Diagnostic Model of RS. (A) Forest plot of 22 ARDEGs contained in Logistic regression model in RS diagnosis model. (B,C) The SVM method visualizes the number of genomes alongside the smallest rates of error (B) and the number of genes with the greatest precision rate (C). (D,E) The LASSO regression model is shown by plots of the diagnosis model (D) and variable locus (E). ARDEGs, Aging-Related Differentially Expressed Genes; SVM, Support Vector Machine; LASSO, Least Absolute Shrinkage, and Selection Operator.

Fig. 7

(A) Nomogram for key genes in the renal stone (RS) diagnostic model using integrated GEO datasets. (B,C) Calibration curve (B) and decision curve analysis (C) for the RS diagnostic model based on key genes from integrated GEO datasets. (D) ROC curve of Risk Score in integrated GEO datasets. (E). Comparison of key genes in RS samples stratified by high and low risk. In the independent ROC-validated risk score model formula, PPT1 (coefficient =  + 0.8583), IL33 (coefficient =  + 0.5008), HTR2A (coefficient = -0.754), and KIT (coefficient = -1.0539). (F–H) ROC curves of KIT and HTR2A (F), DES and IL33 (G), and PPT1 (H) in RS samples, showing significant expression differences between high and low risk groups. For calibration curves, the y-axis represents net benefit, and the x-axis shows threshold probability. DCA: Decision Curve Analysis; ROC Curve: Receiver Operating Characteristic Curve. *: p—value < 0.05; **: p—value < 0.01; ***: p—value < 0.001. An AUC of 0.7–0.9 indicates moderate accuracy.

Fig. 8

Differential Gene Expression Analysis and GSEA for Risk Group. (A) Volcano map of differential gene expression between high- and low-risk groups among RS samples. (B) Heat map of DEGs between high- and low-risk groups in RS samples. (C) The mountain map of GSEA4 biological functions of RS samples is displayed. (D–G) GSEA indicated an extensive enrichment of RS in Oxidative Phosphorus (D), Electron Transport Chain Oxphos System in Mitochondria (E), the Citric Acid Tca Cycle and Respiratory Electron Transport (F) and Respiratory Electron Transport (G).

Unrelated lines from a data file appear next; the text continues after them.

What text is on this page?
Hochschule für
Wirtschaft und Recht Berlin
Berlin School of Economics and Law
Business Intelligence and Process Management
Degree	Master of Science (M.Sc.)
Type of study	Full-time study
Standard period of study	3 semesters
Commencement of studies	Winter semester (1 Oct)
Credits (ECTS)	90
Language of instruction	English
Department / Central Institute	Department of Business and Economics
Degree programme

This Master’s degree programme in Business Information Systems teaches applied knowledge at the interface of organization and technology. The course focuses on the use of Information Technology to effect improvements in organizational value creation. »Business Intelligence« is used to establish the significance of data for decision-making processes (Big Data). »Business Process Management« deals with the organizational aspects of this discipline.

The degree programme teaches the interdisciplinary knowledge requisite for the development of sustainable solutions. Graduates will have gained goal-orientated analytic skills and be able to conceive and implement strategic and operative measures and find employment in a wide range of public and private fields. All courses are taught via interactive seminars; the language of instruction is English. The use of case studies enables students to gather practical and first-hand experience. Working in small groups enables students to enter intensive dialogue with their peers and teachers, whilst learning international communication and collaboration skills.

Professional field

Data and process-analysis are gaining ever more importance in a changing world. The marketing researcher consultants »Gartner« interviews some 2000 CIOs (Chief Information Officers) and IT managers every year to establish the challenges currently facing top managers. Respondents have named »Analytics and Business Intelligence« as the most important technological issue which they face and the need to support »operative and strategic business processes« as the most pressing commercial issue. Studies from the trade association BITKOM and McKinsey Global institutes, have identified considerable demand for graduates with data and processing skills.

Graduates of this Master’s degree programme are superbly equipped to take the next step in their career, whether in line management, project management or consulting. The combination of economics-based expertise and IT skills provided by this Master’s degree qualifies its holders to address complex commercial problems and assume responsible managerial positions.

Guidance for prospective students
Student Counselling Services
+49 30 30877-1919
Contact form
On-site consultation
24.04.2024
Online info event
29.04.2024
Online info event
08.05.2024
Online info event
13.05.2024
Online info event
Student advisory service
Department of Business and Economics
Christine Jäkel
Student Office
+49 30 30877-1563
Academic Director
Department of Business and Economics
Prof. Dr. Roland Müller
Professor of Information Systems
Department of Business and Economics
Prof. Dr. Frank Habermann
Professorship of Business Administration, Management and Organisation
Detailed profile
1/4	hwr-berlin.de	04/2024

GSEA, Gene Set Enrichment Analysis. The screening criteria for GSEA are adj. p—value < 0.05 and FDR < 0.25.

Fig. 9

Regulatory Network of Key Genes. (A) mRNA-miRNA regulatory networks for key genes. (B) mRNA-TF regulatory network of key genes. TF, Transcription Factor. Purple ovals represent mRNA, orange diamonds miRNA, and pink inverted triangles transcription factors.

Fig. 10

Combined Datasets Immunological Infiltration Analysis utilizing CIBERSORT and ssGSEA. (A) Histogram of CIBERSORT immunological cell infiltrating abundance within the integrated GEO dataset. (B) Correlation heat map of CIBERSORT immunological cellular infiltrating abundance in integrated GEO dataset. (C) Heat map of correlations between CIBERSORT immunological cell infiltrating abundance with key genes in the incorporated GEO dataset. (D) Correlation heat map of ssGSEA immunological cellular infiltration abundance within integrated GEO dataset. (E) Heat map of correlations between key genes and ssGSEA immune cell infiltration abundance in the integrated GEO dataset. The absolute value of the correlation coefficient below 0.3 indicates weak or no correlation, between 0.3 and 0.5 weak correlation, between 0.5 and 0.8 moderate correlation, and above 0.8 strong correlation. Purple indicates a negative correlation and red positive correlation. Light red represents the renal RS group and light purple the normal group.

Fig. 11

Risk Group Immune Infiltration Analysis via CIBERSORT and ssGSEA. (A) RS samples’ CIBERSORT immune cell infiltration abundance histogram. (B) Correlation of CIBERSORT immune cell infiltration abundance within RS samples. (C) Heat map of correlation between key genes and CIBERSORT immune cell infiltration abundance in RS samples. (D) RS samples’ ssGSEA immune cell infiltration abundance correlation heatmap. (E) Heat map of correlation of key genes with ssGSEA immune cell infiltration abundance in RS samples. The absolute value of the correlation coefficient below 0.3 indicates weak or no correlation, between 0.3 and 0.5 weak correlation, and between 0.5 and 0.8 moderate correlation. Purple indicates a negative correlation and red positive correlation. Light red represents the High Risk group and light purple the Low Risk group.